Maatteessüf bu kudsî ma’na, mürûr-u zamanla bu teşbih, avamın nazarında hakîkat telâkki edilmekle aklın haricinde bir sûret almış. Mâdem melekler havada gezdikleri gibi toprakta ve taşta ve yerin merkezinde de gezerler; elbette onların ve küre-i arzın, üstünde duracak cismanî taş ve balığa ve öküze ihtiyaçları yoktur.

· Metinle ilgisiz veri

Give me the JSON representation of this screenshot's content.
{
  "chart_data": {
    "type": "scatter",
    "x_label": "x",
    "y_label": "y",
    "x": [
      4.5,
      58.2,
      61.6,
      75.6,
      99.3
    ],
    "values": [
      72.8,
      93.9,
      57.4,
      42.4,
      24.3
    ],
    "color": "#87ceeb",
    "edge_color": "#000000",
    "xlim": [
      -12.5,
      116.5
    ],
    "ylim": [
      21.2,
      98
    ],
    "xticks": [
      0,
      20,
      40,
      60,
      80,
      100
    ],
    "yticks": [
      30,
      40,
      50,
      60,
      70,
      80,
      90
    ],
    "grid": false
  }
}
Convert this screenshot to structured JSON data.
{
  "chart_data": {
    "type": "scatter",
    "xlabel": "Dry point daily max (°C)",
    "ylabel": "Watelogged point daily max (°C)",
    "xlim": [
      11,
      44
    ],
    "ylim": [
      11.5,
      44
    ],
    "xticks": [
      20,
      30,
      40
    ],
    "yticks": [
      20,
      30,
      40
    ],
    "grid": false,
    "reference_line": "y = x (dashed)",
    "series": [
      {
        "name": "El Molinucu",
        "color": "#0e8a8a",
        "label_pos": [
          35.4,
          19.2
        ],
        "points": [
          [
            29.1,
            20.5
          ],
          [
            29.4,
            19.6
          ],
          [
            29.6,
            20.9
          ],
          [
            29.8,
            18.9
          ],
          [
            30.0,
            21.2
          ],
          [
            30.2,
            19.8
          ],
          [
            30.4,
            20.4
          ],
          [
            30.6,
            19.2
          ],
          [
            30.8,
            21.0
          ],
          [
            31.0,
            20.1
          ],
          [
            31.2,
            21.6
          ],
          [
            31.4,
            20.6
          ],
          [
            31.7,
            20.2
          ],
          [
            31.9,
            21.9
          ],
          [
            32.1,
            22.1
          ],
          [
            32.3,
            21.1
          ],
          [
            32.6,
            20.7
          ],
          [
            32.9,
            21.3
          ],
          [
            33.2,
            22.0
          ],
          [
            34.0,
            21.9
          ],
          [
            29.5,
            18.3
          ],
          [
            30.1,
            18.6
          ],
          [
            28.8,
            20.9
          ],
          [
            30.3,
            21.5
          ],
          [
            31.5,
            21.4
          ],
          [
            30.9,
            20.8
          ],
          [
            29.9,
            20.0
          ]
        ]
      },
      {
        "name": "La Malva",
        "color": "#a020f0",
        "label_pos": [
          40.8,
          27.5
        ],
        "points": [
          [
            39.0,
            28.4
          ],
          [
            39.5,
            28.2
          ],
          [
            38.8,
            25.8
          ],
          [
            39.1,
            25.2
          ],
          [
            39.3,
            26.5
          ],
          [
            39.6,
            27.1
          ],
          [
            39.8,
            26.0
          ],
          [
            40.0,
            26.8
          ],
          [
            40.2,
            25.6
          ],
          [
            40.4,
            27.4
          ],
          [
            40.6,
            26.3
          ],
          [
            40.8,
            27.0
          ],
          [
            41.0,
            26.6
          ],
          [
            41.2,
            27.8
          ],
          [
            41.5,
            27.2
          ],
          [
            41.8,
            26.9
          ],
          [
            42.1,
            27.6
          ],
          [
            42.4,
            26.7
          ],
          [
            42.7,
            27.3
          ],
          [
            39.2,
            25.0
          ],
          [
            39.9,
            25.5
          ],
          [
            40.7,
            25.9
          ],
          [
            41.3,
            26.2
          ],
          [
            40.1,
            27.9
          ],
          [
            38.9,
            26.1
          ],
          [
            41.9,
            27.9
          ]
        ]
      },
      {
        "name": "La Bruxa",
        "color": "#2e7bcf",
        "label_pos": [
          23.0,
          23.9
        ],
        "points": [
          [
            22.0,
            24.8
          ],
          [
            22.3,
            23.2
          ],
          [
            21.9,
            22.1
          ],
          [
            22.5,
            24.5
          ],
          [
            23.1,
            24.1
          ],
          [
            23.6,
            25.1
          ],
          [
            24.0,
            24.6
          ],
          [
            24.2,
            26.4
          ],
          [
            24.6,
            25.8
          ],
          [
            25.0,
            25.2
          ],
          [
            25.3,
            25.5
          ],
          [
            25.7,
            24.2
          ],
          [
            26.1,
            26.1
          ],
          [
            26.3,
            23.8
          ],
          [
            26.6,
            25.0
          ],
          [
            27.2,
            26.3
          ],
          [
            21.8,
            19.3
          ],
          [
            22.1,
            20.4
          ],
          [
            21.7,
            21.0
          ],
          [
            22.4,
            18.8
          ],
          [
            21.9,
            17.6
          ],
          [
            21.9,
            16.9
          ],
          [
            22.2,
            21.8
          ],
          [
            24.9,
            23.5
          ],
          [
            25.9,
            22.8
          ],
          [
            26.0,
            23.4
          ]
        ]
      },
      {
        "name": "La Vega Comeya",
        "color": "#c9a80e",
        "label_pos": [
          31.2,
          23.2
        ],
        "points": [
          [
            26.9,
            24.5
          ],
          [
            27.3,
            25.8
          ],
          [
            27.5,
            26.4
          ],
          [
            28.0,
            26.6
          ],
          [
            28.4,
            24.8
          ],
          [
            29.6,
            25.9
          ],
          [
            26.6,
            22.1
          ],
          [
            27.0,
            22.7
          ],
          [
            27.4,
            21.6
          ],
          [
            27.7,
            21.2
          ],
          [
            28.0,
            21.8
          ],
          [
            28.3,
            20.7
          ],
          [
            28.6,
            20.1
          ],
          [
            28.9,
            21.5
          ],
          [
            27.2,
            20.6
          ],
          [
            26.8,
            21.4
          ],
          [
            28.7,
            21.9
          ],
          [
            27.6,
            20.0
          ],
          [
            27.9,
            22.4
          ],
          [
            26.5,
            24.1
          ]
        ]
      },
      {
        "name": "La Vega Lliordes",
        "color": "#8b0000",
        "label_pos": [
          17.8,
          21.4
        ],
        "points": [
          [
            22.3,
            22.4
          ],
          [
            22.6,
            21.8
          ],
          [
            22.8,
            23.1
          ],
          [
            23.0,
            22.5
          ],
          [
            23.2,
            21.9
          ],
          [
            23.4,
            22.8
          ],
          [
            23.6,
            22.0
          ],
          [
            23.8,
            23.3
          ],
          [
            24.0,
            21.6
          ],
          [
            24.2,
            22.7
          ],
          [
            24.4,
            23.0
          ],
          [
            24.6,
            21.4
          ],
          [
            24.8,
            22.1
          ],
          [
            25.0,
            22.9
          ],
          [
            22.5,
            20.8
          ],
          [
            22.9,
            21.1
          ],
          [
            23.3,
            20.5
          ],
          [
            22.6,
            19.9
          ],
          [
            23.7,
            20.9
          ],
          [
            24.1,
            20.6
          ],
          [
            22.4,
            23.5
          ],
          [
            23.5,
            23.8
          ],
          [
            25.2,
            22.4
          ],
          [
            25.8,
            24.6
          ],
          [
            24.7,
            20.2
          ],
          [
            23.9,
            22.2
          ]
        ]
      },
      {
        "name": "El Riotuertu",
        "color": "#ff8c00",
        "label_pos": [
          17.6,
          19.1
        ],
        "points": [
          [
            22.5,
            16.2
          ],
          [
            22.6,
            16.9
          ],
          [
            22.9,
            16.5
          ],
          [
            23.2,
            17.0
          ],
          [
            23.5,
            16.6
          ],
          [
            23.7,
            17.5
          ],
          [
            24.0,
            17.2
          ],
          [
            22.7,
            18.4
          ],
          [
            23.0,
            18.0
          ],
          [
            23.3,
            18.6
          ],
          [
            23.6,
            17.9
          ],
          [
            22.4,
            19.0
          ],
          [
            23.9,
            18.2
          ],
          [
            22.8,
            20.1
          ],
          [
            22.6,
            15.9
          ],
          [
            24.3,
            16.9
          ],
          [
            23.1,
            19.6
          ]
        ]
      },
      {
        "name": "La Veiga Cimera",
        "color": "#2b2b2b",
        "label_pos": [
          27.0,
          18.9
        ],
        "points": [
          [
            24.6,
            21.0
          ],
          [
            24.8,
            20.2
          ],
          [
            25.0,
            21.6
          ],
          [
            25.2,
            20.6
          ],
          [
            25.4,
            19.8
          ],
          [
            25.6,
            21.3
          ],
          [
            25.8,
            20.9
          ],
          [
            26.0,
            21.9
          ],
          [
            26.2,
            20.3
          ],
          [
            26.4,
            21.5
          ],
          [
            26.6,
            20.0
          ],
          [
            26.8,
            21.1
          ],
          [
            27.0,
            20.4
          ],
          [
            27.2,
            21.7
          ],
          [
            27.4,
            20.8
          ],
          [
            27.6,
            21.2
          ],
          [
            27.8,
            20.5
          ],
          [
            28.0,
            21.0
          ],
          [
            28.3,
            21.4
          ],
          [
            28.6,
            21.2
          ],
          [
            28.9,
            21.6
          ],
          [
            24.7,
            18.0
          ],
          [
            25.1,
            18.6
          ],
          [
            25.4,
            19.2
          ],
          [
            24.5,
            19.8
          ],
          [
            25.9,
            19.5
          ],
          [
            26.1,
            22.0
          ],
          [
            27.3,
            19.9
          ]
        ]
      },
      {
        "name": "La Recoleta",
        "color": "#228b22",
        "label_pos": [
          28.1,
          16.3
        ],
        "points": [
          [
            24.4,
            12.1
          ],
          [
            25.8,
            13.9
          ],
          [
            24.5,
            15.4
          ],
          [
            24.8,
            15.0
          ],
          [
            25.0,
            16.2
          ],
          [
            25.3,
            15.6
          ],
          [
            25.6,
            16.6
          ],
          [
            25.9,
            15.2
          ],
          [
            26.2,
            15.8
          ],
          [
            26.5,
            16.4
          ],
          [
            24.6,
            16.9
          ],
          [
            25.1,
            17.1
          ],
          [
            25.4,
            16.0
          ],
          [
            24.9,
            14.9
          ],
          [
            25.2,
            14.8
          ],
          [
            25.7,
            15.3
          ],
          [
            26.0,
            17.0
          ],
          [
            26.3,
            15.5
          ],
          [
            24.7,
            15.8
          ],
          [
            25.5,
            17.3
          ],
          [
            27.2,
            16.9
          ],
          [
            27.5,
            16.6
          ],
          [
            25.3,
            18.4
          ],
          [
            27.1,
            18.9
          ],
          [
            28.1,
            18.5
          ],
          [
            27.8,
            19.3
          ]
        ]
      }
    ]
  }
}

Hem meselâ küre-i arz, küre-i arzın nevileri adedince başlar ve o nevilerin ferdleri sayısınca diller ve o ferdlerin âzâ ve yaprak ve meyveleri mikdarınca tesbihatlar yaptığı için elbette o haşmetli ve şuursuz ubûdiyet-i fıtriyeyi bilerek, şuurdarâne temsil edip dergâh-ı İlâhîyeye takdim etmek için kırk bin başlı ve her başı kırk bin dil ile ve herbir dil ile kırk bin tesbihat yapan bir melek-i müekkeli bulunacak ki, ayn-i hakîkat olarak muhbir-i sâdık haber vermiş. Ve hilkat-i kâinatın en ehemmiyetli neticesi olan insanlarla münâsebât-ı Rabbânîyeyi tebliğ ve izhar eden Cebrâil (A.S.) ve zîhayat âleminde en haşmetli ve en dehşetli olan diriltmek ve hayat vermek ve ölümle terhis etmekteki Hâlıka mahsus olan icraat-ı İlâhîyeyi, yalnız temsil edip ubûdiyetkârâne nezâret eden İsrâfil (A.S.) ve Azrâil (A.S.) ve hayat dâiresinde rahmetin en cemiyetli, en geniş, en zevkli olan rızıktaki ihsânat-ı Rahmaniyeye nezâretle beraber şuursuz şükürleri şuur ile temsil eden Mikâil (A.S.) gibi meleklerin pek acib mâhiyette olarak bulunmaları ve vücûdları ve ruhların bekaları, saltanat ve haşmet-i rubûbiyetin muktezâsıdır. Onların ve herbirinin mahsus tâifelerinin vücûdları, kâinatta Güneş gibi görünen saltanat ve haşmetin vücûdu derecesinde kat’idir ve şübhesizdir... Melâikeye âid başka maddeler bunlara kıyâs edilsin.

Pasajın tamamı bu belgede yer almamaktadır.